III Edición
Curso 2006 - 2007
Hija del viento
Paula Herrera
Colegio Canigó, Barcelona
Amaneció nublado. Viento soplaba más fuerte que nunca. Yo sentía como se iba acercando, ráfaga sí, ráfaga también, hacia mi almendro. Cerré los ojos, deseando con todas mis fuerzas que ese día fuera el mío. Viento acarició mis cinco estrellas y me susurró:
-Te toca, pequeña.
Respiré profundamente, sonreí al padre Viento y, despidiéndome de mis hermanas, me solté del almendro.
<<Por fin, después de tanto tiempo>>, pensaba yo, alborozada.
Viento rió y musitó:
-Ahora descubrirás todo el sentido, niña -y me empujó suavemente hacia arriba.
Atravesé las nubes y me hallé rodeada de azul. Agité mis cinco estrellas. Podía oler la libertad de mi condición. Miré abajo y, súbitamente, me decidí a empezar. Viento me acompañaba.
Volé hasta los edificios grises que rodeaban el parque, mi parque. Todas las ventanas estaban cerradas. Todas excepto una, la del cuarto piso. Me acerqué. Un hombre joven dormitaba recostado en un diván. Examiné su escritorio, lleno de papelones y tazas de café con sobres de azúcar sin abrir.
Miré más atentamente al hombre y lo reconocí: era un escritor. Llena de júbilo, me fui aproximando a él. Al llegar a la altura de su oído, me paré y empecé a dictarle quedamente un torrente de palabras sin fin. Me aparté. Él se levantó de repente, cogió papel y pluma, y escribió. Satisfecha conmigo misma, creí haber encontrado mi vida.
Volé hasta la ventana y eché una ojeada al parque: ¡niños! Cuántas veces los había visto alborotar desde mi almendro, y cuántas había deseado alborotar con ellos. Me giré y vi a mi escritor apurar un tercer folio. Dudé.
Finalmente, colocándome bien las estrellas, salté del alféizar y me dejé caer en el centro del parque. Un niño me cogió con cariño, mirándome con curiosidad infantil.
-Pepe, anda, deja eso que te vas a ensuciar -le amonestó su madre con voz cansina.
Él me echó una última mirada de soslayo, me depositó muy despacito sobre un banco y se fue de la mano de su madre. Pensé ir tras él, pero la presencia de esa mujer me lo impidió. Sin más segundos de cavilación, noté que alguien me aupaba impulsivamente.

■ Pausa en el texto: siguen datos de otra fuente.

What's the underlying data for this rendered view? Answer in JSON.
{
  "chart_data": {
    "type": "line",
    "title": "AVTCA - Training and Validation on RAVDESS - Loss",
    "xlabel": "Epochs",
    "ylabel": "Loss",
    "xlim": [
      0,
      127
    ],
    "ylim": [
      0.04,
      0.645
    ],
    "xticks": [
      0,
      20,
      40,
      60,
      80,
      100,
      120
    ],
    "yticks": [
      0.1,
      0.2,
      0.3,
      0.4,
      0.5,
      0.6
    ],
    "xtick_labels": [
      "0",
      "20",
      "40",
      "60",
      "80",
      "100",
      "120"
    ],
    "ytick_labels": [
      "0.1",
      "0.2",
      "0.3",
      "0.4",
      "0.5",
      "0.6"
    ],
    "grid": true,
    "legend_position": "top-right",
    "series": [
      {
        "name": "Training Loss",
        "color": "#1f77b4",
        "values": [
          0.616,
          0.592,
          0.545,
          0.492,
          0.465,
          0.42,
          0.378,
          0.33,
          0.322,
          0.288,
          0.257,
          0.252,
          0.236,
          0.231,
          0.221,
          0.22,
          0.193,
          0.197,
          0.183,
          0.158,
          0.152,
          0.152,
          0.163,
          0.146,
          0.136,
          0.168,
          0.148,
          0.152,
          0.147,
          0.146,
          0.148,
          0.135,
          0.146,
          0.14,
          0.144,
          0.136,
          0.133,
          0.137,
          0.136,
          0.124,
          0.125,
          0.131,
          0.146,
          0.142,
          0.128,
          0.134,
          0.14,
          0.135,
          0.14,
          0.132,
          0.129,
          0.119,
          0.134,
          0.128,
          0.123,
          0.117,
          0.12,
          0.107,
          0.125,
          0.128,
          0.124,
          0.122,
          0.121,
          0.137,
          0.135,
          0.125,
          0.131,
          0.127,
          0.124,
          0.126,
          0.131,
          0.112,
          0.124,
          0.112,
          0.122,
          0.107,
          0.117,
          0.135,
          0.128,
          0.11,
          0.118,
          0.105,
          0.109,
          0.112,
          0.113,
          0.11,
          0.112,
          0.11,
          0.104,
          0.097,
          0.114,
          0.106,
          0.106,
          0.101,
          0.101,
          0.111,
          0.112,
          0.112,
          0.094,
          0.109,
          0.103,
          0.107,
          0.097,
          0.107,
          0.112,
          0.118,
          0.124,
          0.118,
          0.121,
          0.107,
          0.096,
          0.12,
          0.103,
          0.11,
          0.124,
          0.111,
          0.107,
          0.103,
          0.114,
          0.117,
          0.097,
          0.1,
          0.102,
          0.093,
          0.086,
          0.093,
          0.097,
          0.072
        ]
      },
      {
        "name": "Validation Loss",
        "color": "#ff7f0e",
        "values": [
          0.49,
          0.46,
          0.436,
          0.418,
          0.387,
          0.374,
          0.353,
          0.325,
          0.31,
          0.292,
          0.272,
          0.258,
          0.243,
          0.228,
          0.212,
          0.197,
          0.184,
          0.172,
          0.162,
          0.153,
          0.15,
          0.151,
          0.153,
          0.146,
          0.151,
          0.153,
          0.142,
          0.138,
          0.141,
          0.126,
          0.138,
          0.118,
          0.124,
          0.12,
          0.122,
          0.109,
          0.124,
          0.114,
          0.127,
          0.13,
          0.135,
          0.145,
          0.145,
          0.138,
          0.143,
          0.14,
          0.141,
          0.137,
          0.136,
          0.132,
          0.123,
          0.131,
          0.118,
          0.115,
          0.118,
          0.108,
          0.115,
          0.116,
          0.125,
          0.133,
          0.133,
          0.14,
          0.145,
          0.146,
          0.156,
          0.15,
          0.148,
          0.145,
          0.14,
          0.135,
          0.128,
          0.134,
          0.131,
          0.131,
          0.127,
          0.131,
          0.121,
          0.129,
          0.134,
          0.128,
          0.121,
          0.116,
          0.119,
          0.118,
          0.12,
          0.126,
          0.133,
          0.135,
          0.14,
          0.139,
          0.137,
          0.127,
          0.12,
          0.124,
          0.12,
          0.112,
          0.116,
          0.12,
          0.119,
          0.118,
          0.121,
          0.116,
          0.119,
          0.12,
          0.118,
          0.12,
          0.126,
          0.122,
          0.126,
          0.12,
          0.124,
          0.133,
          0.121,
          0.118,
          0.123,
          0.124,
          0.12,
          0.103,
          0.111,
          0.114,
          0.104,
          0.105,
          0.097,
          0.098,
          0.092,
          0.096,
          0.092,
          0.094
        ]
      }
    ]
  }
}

-¡Papá, papá! ¡Ya tengo una!.
Una chiquilla me agitaba de derecha a izquierda con emoción. Un señor de aire inteligente y ancha frente se apresuró a su lado y le dijo:
-Es una hoja de almendro. Se habrá caído de alguno de estos árboles.
Me sonrojé de orgullo, me sentí importante.

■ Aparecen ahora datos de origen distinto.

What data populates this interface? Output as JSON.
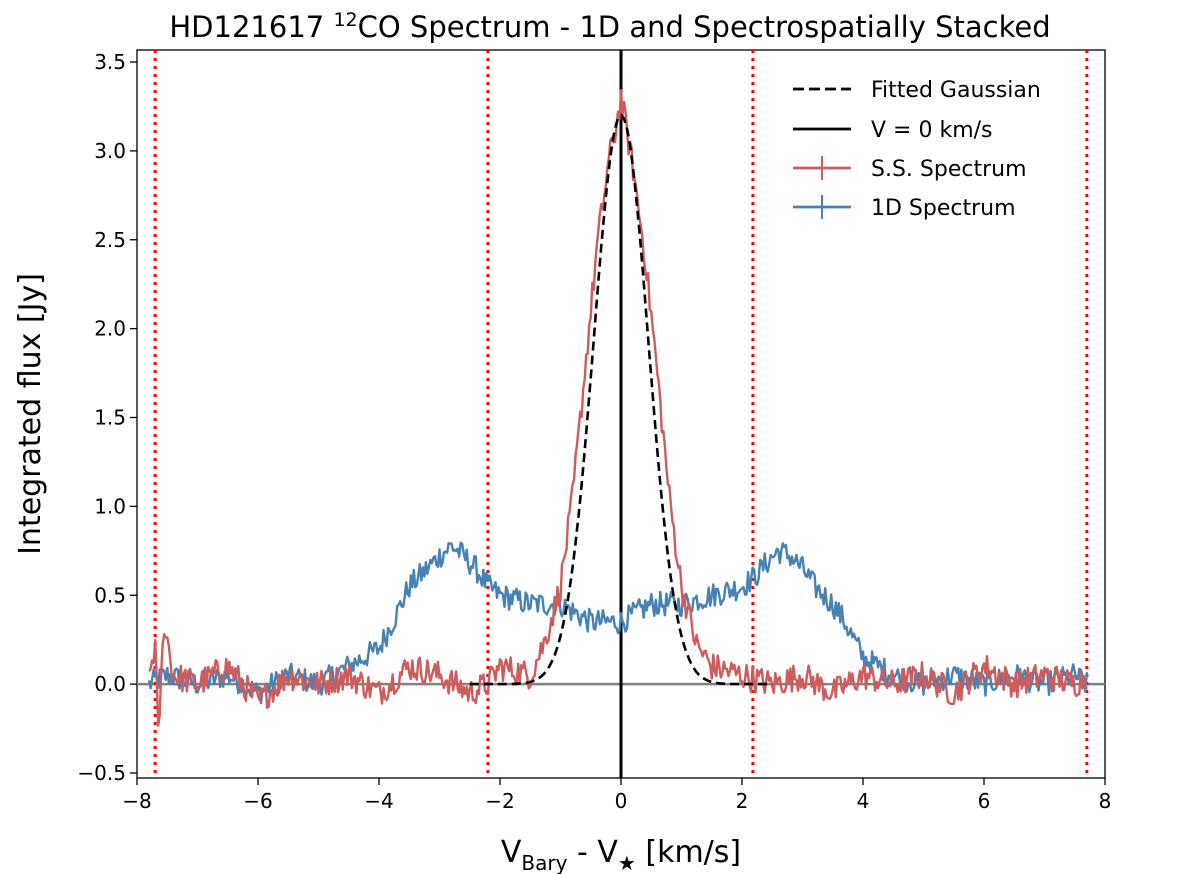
{
  "chart_data": {
    "type": "line",
    "title": {
      "prefix": "HD121617 ",
      "superscript": "12",
      "suffix": "CO Spectrum - 1D and Spectrospatially Stacked"
    },
    "xlabel": {
      "v1": "V",
      "v1_sub": "Bary",
      "mid": " -  V",
      "v2_sub": "★",
      "unit": " [km/s]"
    },
    "ylabel": "Integrated flux [Jy]",
    "xlim": [
      -8,
      8
    ],
    "ylim": [
      -0.5,
      3.55
    ],
    "xticks": [
      -8,
      -6,
      -4,
      -2,
      0,
      2,
      4,
      6,
      8
    ],
    "xtick_labels": [
      "−8",
      "−6",
      "−4",
      "−2",
      "0",
      "2",
      "4",
      "6",
      "8"
    ],
    "yticks": [
      -0.5,
      0.0,
      0.5,
      1.0,
      1.5,
      2.0,
      2.5,
      3.0,
      3.5
    ],
    "ytick_labels": [
      "−0.5",
      "0.0",
      "0.5",
      "1.0",
      "1.5",
      "2.0",
      "2.5",
      "3.0",
      "3.5"
    ],
    "grid": false,
    "legend_position": "upper right",
    "legend": [
      "Fitted Gaussian",
      "V = 0 km/s",
      "S.S. Spectrum",
      "1D Spectrum"
    ],
    "vertical_lines": {
      "zero_velocity": 0,
      "red_dotted": [
        -7.7,
        -2.2,
        2.18,
        7.7
      ]
    },
    "horizontal_line_y": 0,
    "colors": {
      "ss": "#cd5c5c",
      "oned": "#4682b4",
      "dotted": "#ff0000",
      "gauss": "#000000",
      "zero_line": "#808080"
    },
    "series": [
      {
        "name": "S.S. Spectrum",
        "x": [
          -7.8,
          -7.7,
          -7.65,
          -7.55,
          -7.4,
          -7.0,
          -6.5,
          -6.0,
          -5.5,
          -5.0,
          -4.5,
          -4.0,
          -3.5,
          -3.0,
          -2.5,
          -2.2,
          -2.0,
          -1.5,
          -1.25,
          -1.0,
          -0.8,
          -0.6,
          -0.4,
          -0.2,
          -0.1,
          0.0,
          0.1,
          0.2,
          0.4,
          0.6,
          0.8,
          1.0,
          1.25,
          1.5,
          2.0,
          2.5,
          3.0,
          3.5,
          4.0,
          4.5,
          5.0,
          5.5,
          6.0,
          6.5,
          7.0,
          7.5,
          7.7
        ],
        "y": [
          0.05,
          0.22,
          -0.3,
          0.35,
          0.05,
          0.0,
          0.1,
          -0.1,
          0.05,
          0.0,
          0.05,
          -0.05,
          0.1,
          0.05,
          -0.05,
          0.0,
          0.1,
          0.05,
          0.25,
          0.55,
          1.05,
          1.75,
          2.45,
          2.95,
          3.1,
          3.3,
          3.1,
          2.9,
          2.4,
          1.75,
          1.05,
          0.55,
          0.22,
          0.1,
          0.05,
          0.0,
          0.05,
          -0.05,
          0.05,
          0.0,
          0.05,
          -0.05,
          0.1,
          0.0,
          0.05,
          0.0,
          0.05
        ]
      },
      {
        "name": "1D Spectrum",
        "x": [
          -7.8,
          -7.5,
          -7.0,
          -6.5,
          -6.0,
          -5.5,
          -5.0,
          -4.5,
          -4.0,
          -3.7,
          -3.5,
          -3.2,
          -3.0,
          -2.8,
          -2.6,
          -2.4,
          -2.2,
          -2.0,
          -1.5,
          -1.0,
          -0.5,
          0.0,
          0.5,
          1.0,
          1.5,
          2.0,
          2.2,
          2.4,
          2.6,
          2.8,
          3.0,
          3.2,
          3.5,
          3.7,
          4.0,
          4.5,
          5.0,
          5.5,
          6.0,
          6.5,
          7.0,
          7.5,
          7.7
        ],
        "y": [
          0.0,
          0.05,
          0.0,
          0.05,
          -0.05,
          0.05,
          0.0,
          0.1,
          0.2,
          0.4,
          0.55,
          0.65,
          0.72,
          0.78,
          0.72,
          0.65,
          0.55,
          0.5,
          0.45,
          0.45,
          0.35,
          0.35,
          0.45,
          0.45,
          0.5,
          0.55,
          0.6,
          0.68,
          0.75,
          0.72,
          0.65,
          0.55,
          0.45,
          0.35,
          0.15,
          0.05,
          0.0,
          0.05,
          0.0,
          0.05,
          0.0,
          0.05,
          0.0
        ]
      },
      {
        "name": "Fitted Gaussian",
        "function": "gaussian",
        "amplitude": 3.2,
        "center": 0.0,
        "sigma": 0.45
      }
    ]
  }
}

-Es muy bonita, ¿verdad, papi? Mira, tiene… ¡un, dos, tres, cuatro y cinco picos! ¡Parece una mano de indio! –gritó, poniéndome en la mano de su padre.
Yo me moví un poco, por las cosquillas y esbocé mi más amplia sonrisa.
Alguien tosía en el banco contiguo. Me volví y vi a un anciano apoyado en un viejo bastón. Dudé de nuevo. Penetré en su mirada y me di cuenta de que se encontraba triste.
Anochecía. Volé hasta él. Ya no quedaba nadie más en el parque.
<<¿Porqué estará aquí tan solo y quieto?>>, me pregunté.
Me situé a la altura de sus ojos e intenté captar su atención con leves movimientos. Nada. Extrañada, me fijé en lo que se podía vislumbrar más allá de sus pupilas. Entonces lo supe: era ciego. Una punzada de compasión me sacudió y me sobrevino una repentina idea. Muy lentamente, pegué mis cinco estrellas a sus cinco yemas y dije:
-Buenas noches, señor.
Él se sobresaltó:
-¿Quién es?
-Un amigo –titubeé.
El anciano bisbisó algo ininteligible y apretó con dulzura mis estrellas.
Una lágrima salada cayó sobre mí. Justo en ese momento supe que allí, y en ningún otro lugar, había encontrado mi vida.